When asked how the kid could be enrolled when the parents have neither a name nor a gender, Roy appears on screen to tell them, “Late ho gaye!” (you’re late).

The track serves to criticise the many pressures children face in the course of their time in school, starting with the unreasonably early registration deadlines elite schools have, which often force parents to take two year olds for admissions interviews.

A schoolgirl then pleads, “Mujh ko zara, pehlay honay to do. Dil khol ke, thora ronay to do (At least let me be born first. Let me cry my heart out first).”

The song moves on to the linguistic stress many kids face trying to juggle an English education when they speak other languages at home. A succession of kids tell the viewer, “Teacher ne English mein daanta, ammi ka Urdu mein chaanta, abbu Punjabi bolay saada (My teacher scolded me in English, my mother slapped me in Urdu and my dad speaks in Punjabi).”

Next on the hit-list: tuition centres. Kids dressed up in work clothes tell the screen, “Jaise school se aao, tuition. Bhaari basta phir uthaao, tuition. Saans to lenay do, paani to peenay do, khana to khanay do, nahi! Tuition (As soon as you get home from school, tuition. With your heavy backpack, tuition. Let me catch my breath, drink a glass of water, have something to eat, no! Tuition)!”
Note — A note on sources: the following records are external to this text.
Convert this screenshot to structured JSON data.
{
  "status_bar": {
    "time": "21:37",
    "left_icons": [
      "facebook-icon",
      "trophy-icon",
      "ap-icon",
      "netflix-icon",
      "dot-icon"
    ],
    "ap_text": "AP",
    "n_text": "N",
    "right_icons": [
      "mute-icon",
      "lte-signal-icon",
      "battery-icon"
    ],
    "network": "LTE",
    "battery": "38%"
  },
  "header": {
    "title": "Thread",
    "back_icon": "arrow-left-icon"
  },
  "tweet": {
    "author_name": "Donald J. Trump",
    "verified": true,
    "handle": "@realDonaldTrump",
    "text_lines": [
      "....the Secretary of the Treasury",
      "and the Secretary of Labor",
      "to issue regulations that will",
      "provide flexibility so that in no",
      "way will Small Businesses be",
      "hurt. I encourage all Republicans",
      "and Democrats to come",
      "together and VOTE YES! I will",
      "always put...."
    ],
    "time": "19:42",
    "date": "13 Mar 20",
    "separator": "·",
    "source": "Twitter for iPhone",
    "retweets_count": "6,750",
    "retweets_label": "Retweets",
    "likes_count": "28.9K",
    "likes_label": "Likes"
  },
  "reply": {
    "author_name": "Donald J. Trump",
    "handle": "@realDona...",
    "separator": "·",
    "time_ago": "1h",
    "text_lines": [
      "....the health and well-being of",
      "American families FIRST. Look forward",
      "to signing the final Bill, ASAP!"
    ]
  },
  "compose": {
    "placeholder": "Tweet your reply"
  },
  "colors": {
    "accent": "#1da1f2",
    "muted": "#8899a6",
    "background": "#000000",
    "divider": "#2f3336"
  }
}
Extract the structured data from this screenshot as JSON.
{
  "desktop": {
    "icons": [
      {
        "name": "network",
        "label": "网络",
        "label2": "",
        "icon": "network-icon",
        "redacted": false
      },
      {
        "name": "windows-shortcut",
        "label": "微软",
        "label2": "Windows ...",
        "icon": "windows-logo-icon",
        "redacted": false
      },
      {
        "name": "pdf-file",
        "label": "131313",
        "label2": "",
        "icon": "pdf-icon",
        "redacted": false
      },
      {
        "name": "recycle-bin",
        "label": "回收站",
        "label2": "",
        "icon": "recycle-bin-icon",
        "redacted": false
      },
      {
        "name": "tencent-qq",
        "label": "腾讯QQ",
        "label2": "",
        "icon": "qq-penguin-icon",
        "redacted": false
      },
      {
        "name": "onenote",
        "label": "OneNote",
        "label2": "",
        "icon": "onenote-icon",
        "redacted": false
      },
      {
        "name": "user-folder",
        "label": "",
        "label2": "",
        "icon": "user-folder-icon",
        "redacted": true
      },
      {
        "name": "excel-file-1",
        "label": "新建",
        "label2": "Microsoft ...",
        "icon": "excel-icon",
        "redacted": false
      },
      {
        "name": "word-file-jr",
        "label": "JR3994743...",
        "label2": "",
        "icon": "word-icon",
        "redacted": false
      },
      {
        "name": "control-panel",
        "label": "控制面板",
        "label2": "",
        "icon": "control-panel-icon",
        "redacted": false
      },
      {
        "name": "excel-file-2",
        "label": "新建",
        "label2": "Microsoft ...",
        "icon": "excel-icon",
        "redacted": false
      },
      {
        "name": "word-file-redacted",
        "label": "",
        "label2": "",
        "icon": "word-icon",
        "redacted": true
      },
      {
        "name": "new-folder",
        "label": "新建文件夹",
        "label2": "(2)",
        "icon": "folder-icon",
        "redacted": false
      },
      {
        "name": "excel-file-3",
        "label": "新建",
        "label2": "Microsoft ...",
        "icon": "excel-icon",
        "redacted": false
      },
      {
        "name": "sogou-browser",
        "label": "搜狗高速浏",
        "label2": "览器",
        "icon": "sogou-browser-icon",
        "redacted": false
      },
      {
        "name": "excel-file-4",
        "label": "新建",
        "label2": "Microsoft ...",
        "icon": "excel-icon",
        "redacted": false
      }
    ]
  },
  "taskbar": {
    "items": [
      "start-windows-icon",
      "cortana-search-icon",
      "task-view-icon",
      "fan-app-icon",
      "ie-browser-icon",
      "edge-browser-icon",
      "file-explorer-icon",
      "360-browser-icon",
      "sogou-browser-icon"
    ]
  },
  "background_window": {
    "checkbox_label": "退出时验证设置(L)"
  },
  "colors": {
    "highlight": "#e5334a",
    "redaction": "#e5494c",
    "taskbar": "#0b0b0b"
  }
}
The track also calls out parents for giving their kids screens instead of actual parental attention and also for not giving their children enough time to actually be themselves. Roy ends the video with a message — “On World Education Day, let’s pledge to not just burden our kids in the name of education and actually educate them well.”

Many celebrities found the singer’s video intensely relatable, with Maryam Nafees posting it on her Instagram story and comparing Pakistan’s education system to the rest of the world. She said parents are encouraged to send their kids to schools “once they’re emotionally ready to be out there in the world. Ideally at age three, four or five.”